While The 'tasters have always favored a little bit o'soul, they have not left their signature skank or die style behind for All Day. While the song "Change My Ways" may ring with notes of Northern Soul, "Don't Wanna Know" riffs on the high-stepping style of an earlier era.
"I'm a total music nerd," says Pezzimenti. "For example, 'Fozzy Pt. I' is supposed to be a Muscle Shoals-y or Stax kind of thing. I made sure there was just one guitar track like Steve Cropper would do it. I wanted to limit ourselves, like they did it back then."
Meanwhile, the very specific blueprint for sound left by the esteemed Jamaican label, Trojan Records, is what fuels songs like "Late Night Call," "Dream of You" and "G to F." "We're very influenced by that rocksteady and early reggae sound that in turn was playing off of the soul music coming from America," explains Pezzimenti.
Backing Jackson on vocals and Pezzimenti on bass and vocals are Toby Hansen/guitar and vocals, Jon Darby/keyboards and Rob Steward/drums. And what would a soulful band be without its singing horn section? They are: Alan Makranczy/sax, Jeremy Roberts/trombone and Carlos Linares/trumpet.
Back in 1990, a slightly different line up of The Pietasters intermingled with other punks, mods and skinheads in their area's small music scene. "This was in the days before the Internet," says Jackson. "There were fanzines and we mailed cassettes around but we had no pretensions of getting a record deal--that was so beyond our expectations."
Originally influenced by second wave ska bands like The Specials and the third wave's Mighty Mighty Bosstones, and punk acts like Minor Threat and the bands on D.C.'s Dischord label, Jackson says they took a friend's sound advice: "If you like someone, listen to what they listen to."
The Pietasters' debut album of traditional 2Tone-inspired songs arrived in 1993, and the more polished Oolooloo followed. Later that decade, the band's influences opened to such Jamaican institutions as Trojan and Lee "Skratch" Perry, which broadened to soul and its subgenres. "All along we had friends who were DJs sending us rare soul mixes," Jackson says.

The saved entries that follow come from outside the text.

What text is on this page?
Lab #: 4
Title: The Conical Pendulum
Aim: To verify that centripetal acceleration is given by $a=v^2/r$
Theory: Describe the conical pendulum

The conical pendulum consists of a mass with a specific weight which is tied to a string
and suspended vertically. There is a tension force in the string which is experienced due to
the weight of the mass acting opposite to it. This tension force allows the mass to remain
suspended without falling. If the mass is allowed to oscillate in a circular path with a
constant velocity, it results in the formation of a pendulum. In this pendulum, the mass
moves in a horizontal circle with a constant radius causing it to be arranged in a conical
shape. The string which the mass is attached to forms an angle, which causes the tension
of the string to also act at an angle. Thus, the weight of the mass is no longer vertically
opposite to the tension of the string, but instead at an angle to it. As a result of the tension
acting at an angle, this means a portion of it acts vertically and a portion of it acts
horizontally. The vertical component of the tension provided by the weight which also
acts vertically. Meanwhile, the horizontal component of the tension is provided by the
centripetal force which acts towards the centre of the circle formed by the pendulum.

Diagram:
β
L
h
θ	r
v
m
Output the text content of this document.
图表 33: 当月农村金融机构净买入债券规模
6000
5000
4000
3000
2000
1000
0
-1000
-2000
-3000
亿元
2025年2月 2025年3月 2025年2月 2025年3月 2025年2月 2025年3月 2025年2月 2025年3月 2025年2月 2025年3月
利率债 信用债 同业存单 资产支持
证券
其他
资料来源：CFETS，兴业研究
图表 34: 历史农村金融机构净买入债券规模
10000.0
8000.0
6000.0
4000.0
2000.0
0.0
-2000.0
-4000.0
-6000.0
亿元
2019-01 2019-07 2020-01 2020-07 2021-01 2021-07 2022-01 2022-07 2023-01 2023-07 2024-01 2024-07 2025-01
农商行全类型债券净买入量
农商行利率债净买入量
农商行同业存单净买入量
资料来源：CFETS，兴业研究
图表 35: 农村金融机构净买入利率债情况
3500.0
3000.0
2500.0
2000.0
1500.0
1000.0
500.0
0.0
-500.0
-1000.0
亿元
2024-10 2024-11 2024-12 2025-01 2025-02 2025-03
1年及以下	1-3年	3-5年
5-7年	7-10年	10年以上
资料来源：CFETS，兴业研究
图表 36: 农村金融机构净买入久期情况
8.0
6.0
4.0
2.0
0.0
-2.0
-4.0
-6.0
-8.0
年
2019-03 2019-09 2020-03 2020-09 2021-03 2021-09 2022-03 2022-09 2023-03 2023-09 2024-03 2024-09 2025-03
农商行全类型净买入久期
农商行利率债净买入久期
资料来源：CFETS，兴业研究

Their deep musical education served the band well when it came time to tour with Strummer: as one member circulated out, Pezzimenti jumped in at a moment's notice. "It was daunting at first," he says of his time as the new kid. But his entry marked the next phase for the already legendary band. Next on the list of epic adventures: a shot with James Brown.
"When we were asked to play with James Brown in D.C. we'd just gotten back from a European tour," remembers Jackson. "Just by coincidence, every night after our shows we'd been listening to James Brown Live at the Apollo, and the guys in the band knew all the music...a couple of nights later, James Brown was standing outside of the little studio where we were rehearsing! The next night, we were on stage in front of 25,000 people at the MCI Center—-with James Brown." Jeff Watkins, JB's sax player, joined The Pietasters in the studio for All Day's "Anj Gil" and "Oolooloo."
One of Jackson and Pezzimenti's favorite tracks on the new album is their Rasta-fied version of the'70s radio hit, "Listen to Her Heart," by Tom Petty and the Heartbreakers. "We had all kinds of debate about whether or not to do the song and then we went to see Tom Petty and it was the first song he played. We decided it was a sign," says Jackson.
The Pietasters have been served well by the signs they've encountered along the road during their 17 years as a band. As the sun comes up on All Day, the experience and commitment that defines The Pietasters as an entity should find friends among the faithful as well as to first-timers to the ska-soul sound.
"Allow me to toot our own collective horn when I say this," offers Pezzimenti. "I think we made a record that will sound equally good to a music nerd and to a random dude listening. We just took our time in the studio and tried to put our own spin on the sounds we love to listen to."